Combine single chromosomes download from NCBI. Convert the NC_* code to chr* code
NC_006088.5 => chr1

Parameters

./combineNCBIGenome.py chr1.fasta chr2.fasta chr3.fasta... > outFile.fa

Return

A combined genome file with chr* code

Functions

GAP.init(genomeCoorBedFile, seqFn="", showAttr=True, rem_tVersion=False, rem_gVersion=False)

Features

Init a GAP object from *.genomeCoor.bed file

Parameters

genomeCoorBedFile   -- A *.genomeCoor.bed file produced by parseGTF.py
seqFn               -- Transcriptome fasta file produced by parseGTF.py
showAttr            -- Show an example
rem_tVersion        -- Remove version information. ENST000000022311.2 => ENST000000022311
rem_gVersion        -- Remove version information. ENSG000000022311.2 => ENSG000000022311

Return

GAP object

initGTF(AnnotationGTF, source, genomeFile="", showAttr=True, rem_tVersion=False, rem_gVersion=False, verbose=False)

Features

Init a GAP object from GTF/GFF3 file

Parameters

AnnotationGTF       -- Ensembl/Gencode GTF file or NCBI GFF3 file
genomeFile          -- Genome file
source              -- Gencode/Ensembl/NCBI
showAttr            -- Show an example
rem_tVersion        -- Remove version information. ENST000000022311.2 => ENST000000022311
rem_gVersion        -- Remove version information. ENSG000000022311.2 => ENSG000000022311
verbose             -- Show process information

Return

GAP object

addSeq(seqFileName, remove_tid_version=False)

Features

If the sequence is not provided when init a GAP object, add the sequence to it.

Parameters

seqFileName         -- Transcriptome fasta file produced by parseGTF.py
remove_tid_version  -- Remove version information.

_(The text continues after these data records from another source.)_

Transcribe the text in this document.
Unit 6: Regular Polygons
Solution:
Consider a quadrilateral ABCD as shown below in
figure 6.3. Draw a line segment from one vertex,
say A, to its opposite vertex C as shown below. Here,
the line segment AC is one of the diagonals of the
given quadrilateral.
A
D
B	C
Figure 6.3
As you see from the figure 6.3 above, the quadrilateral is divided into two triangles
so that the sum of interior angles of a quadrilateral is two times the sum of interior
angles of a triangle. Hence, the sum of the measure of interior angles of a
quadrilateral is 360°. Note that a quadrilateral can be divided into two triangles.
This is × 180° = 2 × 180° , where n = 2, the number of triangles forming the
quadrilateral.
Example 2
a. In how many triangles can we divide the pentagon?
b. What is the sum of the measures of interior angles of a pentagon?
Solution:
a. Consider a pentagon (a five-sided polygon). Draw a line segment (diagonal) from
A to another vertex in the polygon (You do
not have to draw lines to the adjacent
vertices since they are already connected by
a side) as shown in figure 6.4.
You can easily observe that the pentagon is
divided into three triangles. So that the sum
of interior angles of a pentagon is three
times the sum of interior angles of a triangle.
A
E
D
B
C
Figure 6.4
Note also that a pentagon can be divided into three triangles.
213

ENST000000022311.2 => ENST000000022311

Return

No

getTransFeature(transID, showAttr=False, verbose=True)

Features

Get transcript features given the transcript id

Parameters

transID             -- Transcript ID
showAttr            -- Show an example
verbose             -- Print the warning information when transcript not found

Return

Return a dictionary:
    chr             -- Genome chromosome
    strand          -- + or -
    start           -- Genome start
    end             -- Genome end
    
    gene_name       -- Gene symbol
    gene_id         -- Gene id
    gene_type       -- Gene type
    
    trans_len       -- Transcript length
    
    utr_5_start     -- Transcript-based start site of 5'UTR
    utr_5_end       -- Transcript-based end site of 5'UTR
    cds_start       -- Transcript-based start site of CDS
    cds_end         -- Transcript-based end site of CDS
    utr_3_start     -- Transcript-based start site of 3'UTR
    utr_3_end       -- Transcript-based end site of 3'UTR
    
    exon_str        -- Genome-based exon string

getGeneParser(showAttr=True)

Features

Get gene parser with gene informations

Parameters

showAttr            -- Show an example

Return

Return a list of dictionaries:
    { geneID => { ... }, ... } includes
        chr         -- Genome chromosome
        strand      -- + or -
        start       -- Genome start
        end         -- Genome end
        
        gene_name   -- Gene symbol
        gene_type   -- All transcript types
        
        length      -- Gene length (end-start+1)
        
        transcript  -- All transcripts belong to this gene

getGeneIntron(geneID)

Features

Get genome-based intron corrdinates of given gene

Parameters

geneID              -- Gene id

Return

Get introns of all transcripts of this gene:
            { transID => [[intron1_start, intron1_end], [intron2_start, intron2_end], [intron3_start, intron3_end]],... }

getGeneExon(geneID)

Features

Get genome-based exon corrdinates of given gene

Parameters

geneID              -- Gene id

Return

Get exons of all transcripts of this gene:
            { transID => [[exon1_start, exon1_end], [exon2_start, exon2_end], [exon3_start, exon3_end]...],... }

geneCoor2genomeCoor(geneID, pos)

Features

Convert gene-based coordinates to genome-based coordinates

Parameters

geneID              -- Gene id
pos                 -- Gene-based position

Return

Return: [chrID, chrPos, Strand]

genomeCoor2geneCoor(chrID, start, end, strand)

Features

Convert genome-based coordinates to gene-based coordinates

Parameters

chrID               -- Chromosome id
start               -- Chromosome-based start position
end                 -- Chromosome-based end position
strand              -- Chromosome strand

Return

Return [ [chrID, chrStart, chrEnd, geneID, geneStart, geneEnd], ... ]

genomeCoor2transCoor(chrID, start, end, strand)

Features

Convert genome-based coordinates to transcript-based coordinates

Parameters

chrID               -- Chromosome id
start               -- Chromosome-based start position
end                 -- Chromosome-based end position
strand              -- Chromosome strand

Return

Return [ [chrID, chrStart, chrEnd, transID, transStart, transEnd], ... ]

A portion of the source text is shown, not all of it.